By Juliette Jabkhiro and Tassilo Hummel
PARIS (Reuters) -Hundreds of protesters defied a ban on Saturday to march in central Paris against police violence, a week after riots sparked by the killing of a teenager in a Parisian suburb.
Police dispersed the crowd from Paris’s huge Place de la Republique, sending several hundred people towards the wide Boulevard Magenta, where they were seen marching peacefully.
The Paris police department said in a decision published on its website that it had banned the planned demonstration, citing a “context of tensions”.
“We still enjoy freedom of expression in France, but freedom of assembly, in particular, is under threat”, said Felix Bouvarel, a health worker who came to the gathering in spite of the ban which he called “shocking.”
Authorities also banned a demonstration in the northern city of Lille on Saturday, while a march in Marseille took place with a changed trajectory, ordered out of the city centre.
Interior Minister Gerald Darmanin said this week that more than 3,000 people, mostly teenagers, had been arrested in six nights of riots that ended a week ago.
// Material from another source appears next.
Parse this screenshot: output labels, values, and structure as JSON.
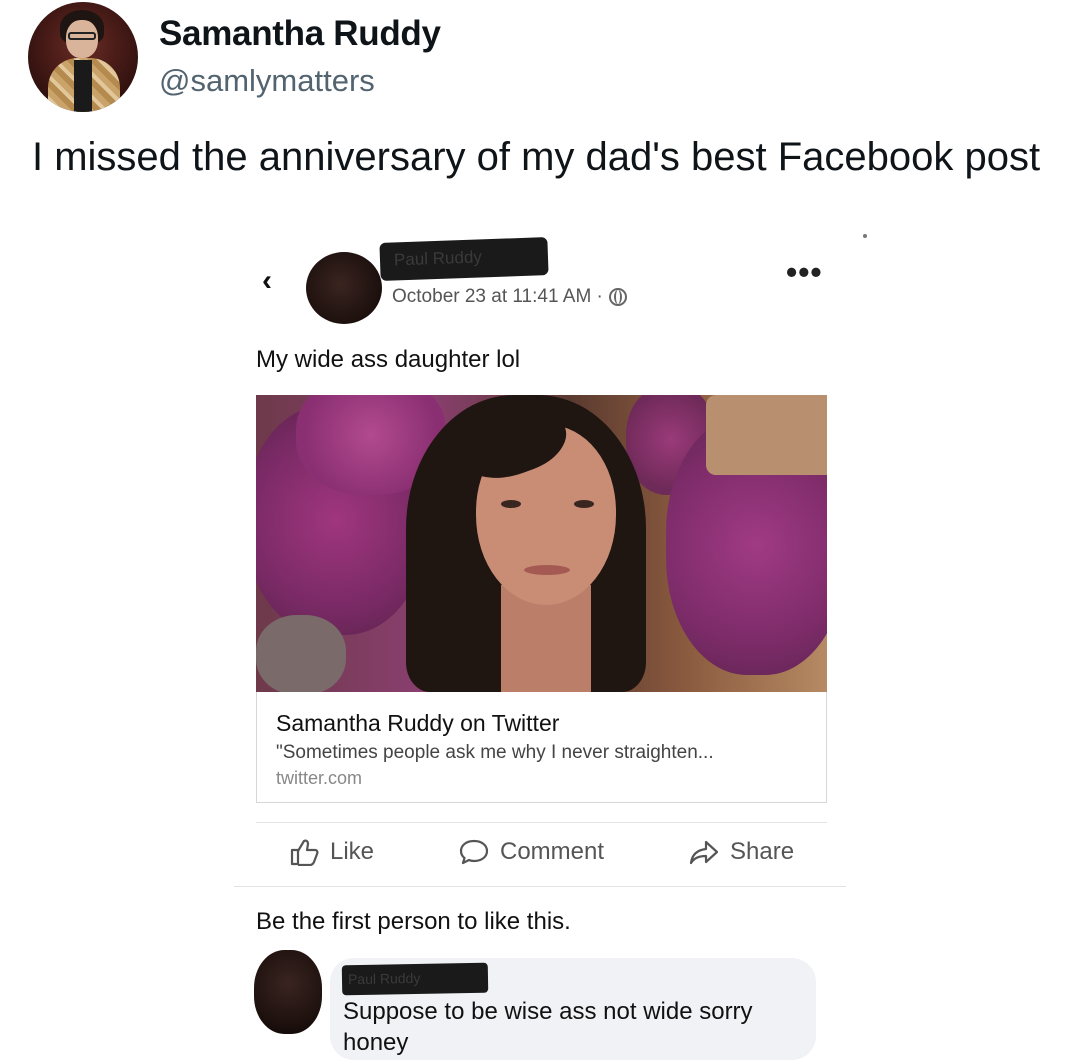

Some 2,500 buildings were damaged.
The riots were triggered by the June 27 fatal shooting by a police officer of 17-year-old Nahel M at a traffic stop. A police officer is under investigation for voluntary homicide; his lawyer says he did not intend to kill the teen.
Saturday’s demonstration was called by the family of Adama Traore, a Black Frenchman whose death in police custody in 2016 has been marked by annual protests since. Organisers had sought to move it central Paris after it was banned in Beaumont-sur-Oise, the Paris suburb where Traore died.
French authorities and politicians including President Emmanuel Macron have denied institutional racism within the country’s law enforcement agencies.
The French foreign ministry denied on Saturday that the country’s legal system is racist, a day after the United Nations Committee on the Elimination of Racial Discrimination (CERD) called for France to address “the structural and systemic causes of racial discrimination, including in law enforcement”.
“Any accusation of systemic racism or discrimination by law enforcement in France is unfounded”, the foreign ministry said.